Un système dépressionnaire se met en place entre le golfe de Gascogne et la Méditerranée à partir du 22 novembre 2019. Il fait remonter une masse d’air doux, humide et instable sur le sud-est de la France jusqu’au 24.

En matinée du 23, une dépression se forme dans le Golfe du lion puis se décale lentement vers l’est durant le week-end. Elle a pour effet d’entretenir un flux de sud à sud-est très perturbé sur la Provence jusqu’en milieu de journée du 24.

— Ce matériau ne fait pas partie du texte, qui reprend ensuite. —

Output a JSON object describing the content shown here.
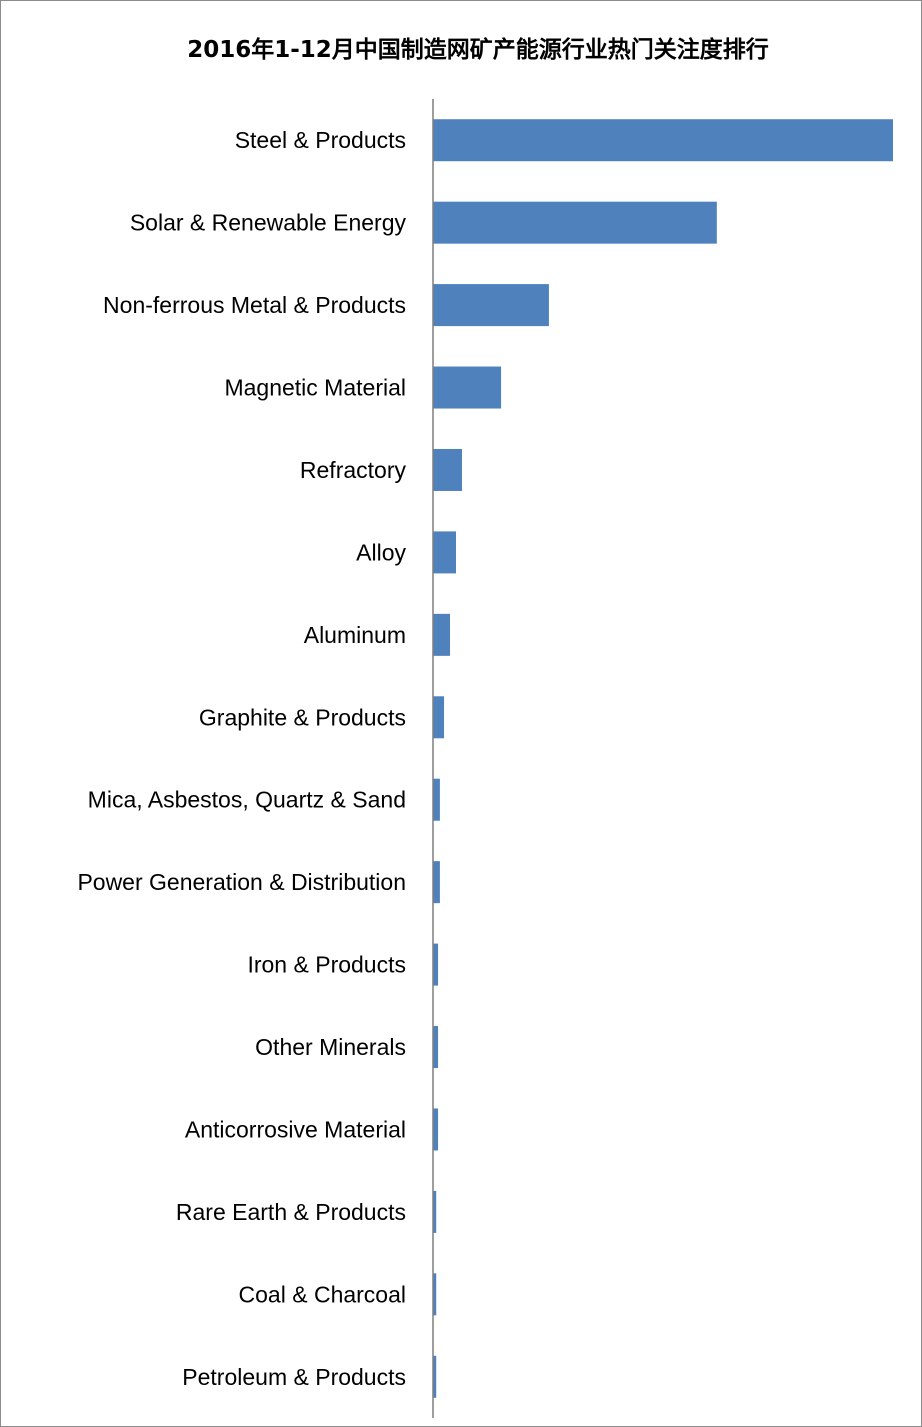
{
  "chart_data": {
    "type": "bar",
    "orientation": "horizontal",
    "title": "2016年1-12月中国制造网矿产能源行业热门关注度排行",
    "xlabel": "",
    "ylabel": "",
    "xlim": [
      0,
      100
    ],
    "categories": [
      "Steel & Products",
      "Solar & Renewable  Energy",
      "Non-ferrous Metal & Products",
      "Magnetic Material",
      "Refractory",
      "Alloy",
      "Aluminum",
      "Graphite & Products",
      "Mica, Asbestos, Quartz & Sand",
      "Power Generation  & Distribution",
      "Iron & Products",
      "Other Minerals",
      "Anticorrosive Material",
      "Rare Earth & Products",
      "Coal & Charcoal",
      "Petroleum & Products"
    ],
    "values": [
      100,
      61.7,
      25.2,
      14.8,
      6.3,
      5.0,
      3.7,
      2.4,
      1.5,
      1.5,
      1.1,
      1.1,
      1.1,
      0.7,
      0.7,
      0.7
    ],
    "bar_color": "#4f81bd",
    "axis_color": "#7f7f7f",
    "grid": false,
    "legend": "none"
  }
}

Dans la nuit du 23 au 24 novembre, les départements du Var et des Alpes-Maritimes sont placés en vigilance rouge fortes pluies, inondations.

 

- Sur le Languedoc les pluies débutent sur les Cévennes en début de matinée du 22 novembre pour se renforcer en soirée du 22 au 23. Elles touchent ensuite la plaine et le littoral de façon plus faible mais continue et faiblissent en matinée du 23

- Sur la région PACA elles touchent en matinée du 22 principalement les départements littoraux, Var et Alpes-Maritimes puis les Bouches-du-Rhône, le Vaucluse et le sud des Alpes-de-Haute-Provence en fin de journée. Elles se renforcent en deuxième partie de nuit du 22 au 23 et perdurent jusqu’en fin de journée du 23 sur le Var et les Alpes-Maritimes pour faiblir en mi-journée du 24.

 

Ces précipitations continues avec des intensités horaires de 5 à 25 mm donnent sur 3 jours des cumuls importants sur le Var (364 mm à Tanneron, 296 mm à Fréjus-Mt-Vinaigre, 265 mm à Entrecasteaux, 254 mm à Bagnols-en-Forêt et Les Mayons) et les Alpes-Maritimes (271 mm à Caussols, 288 mm à Coursegoules, 237 mm à Mandelieu, 234 mm à Chateauneuf-Grasse, 214 mm à Valbonne) provoquant des inondations dramatiques sur l’est du Var et l’ouest des Alpes-Maritimes et la disparition de 6 personnes.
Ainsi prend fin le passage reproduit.